The amount of quartz deposited is determined by weight. Progressively longer sampling times create a
series of calibration samples. These samples are then measured in the same way that the analytical samples
are to be measured. The diffractometer system is monitored by a drift sample such as aluminum.
Dow Chemical Company This method (Henslee and Guerra, 1977) uses PVC filters both to collect
the sample and to support it in the X-ray diffractometer. A 25 mm diameter orifice (Gebhardt, 1975) is
used in the sampler to restrict the effective part of the filter, and the effective 25 mm circle is cut from the
37 mm filter and mounted on a circular holder that fits the diffractometer spinner. This approach
eliminates the need to transfer the sample.

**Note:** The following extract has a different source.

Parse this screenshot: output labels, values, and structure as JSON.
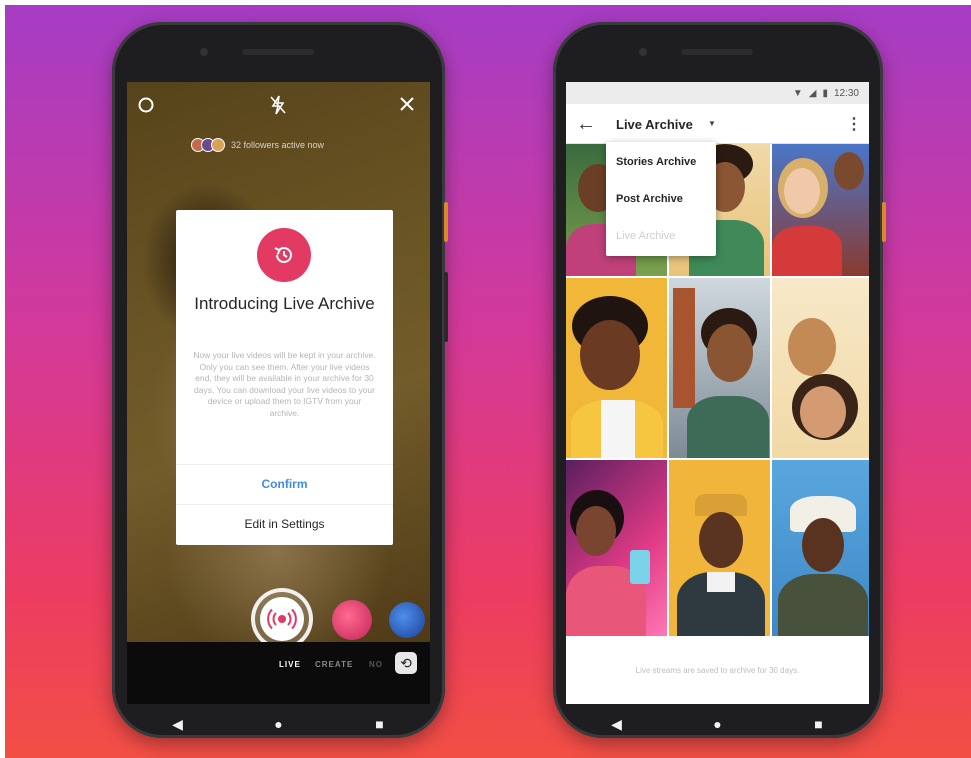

Calibration samples are prepared by crushing quartz to pass a 400 mesh sieve and then settling the
particles in ethanol to separate the larger particles and create a sample with a mean size of 5µm. A
weighed amount of this sample was dispersed in water and then diluted to a fixed concentration. Aliquots
of this suspension were then diluted further to specific concentrations and the suspension then filtered
through a PVC filter. The actual amount deposited was determined by pre- and post-deposition weights.
The intensity calibration curve was linear over the range 0 - 100 µg/ml. Addition of 20% iron oxides did
not affect the magnitude or linearity of the intensity response per unit weight of quartz showing that the
iron oxide did not mask the quartz.
U. S. Bureau of Mines, IR-1021, 1975 This method (Freedman, 1972; Thatcher, 1975) collects the
dust on 37 mm PVC filters and then transfers the particles to silver membranes by a procedure very close
to the NIOSH method. A 1.5% solution of parlodion in amyl acetate may be used to cement heavy dust
deposits to the silver filter. The attenuation of the silver peak is used to determine the sample absorption
and correct the intensity measurement.
NIOSH Method 7501 for Amorphous Silica As mentioned above, the determination of the
amorphous content of a sample is not possible without special processing. Method 7501 uses the property
that most amorphous forms of silica will convert to cristobalite with heat treatment. The X-ray analysis
steps are similar to Method 7500, but the sample is ashed and fired to 1100 or 1500°C depending on the
type of amorphous silica suspected prior to final transfer to the silver filter. The sample is then analyzed
for cristobalite. The method depends on the quantitative conversion of the amorphous form to cristobalite
without reacting with anything else in the sample.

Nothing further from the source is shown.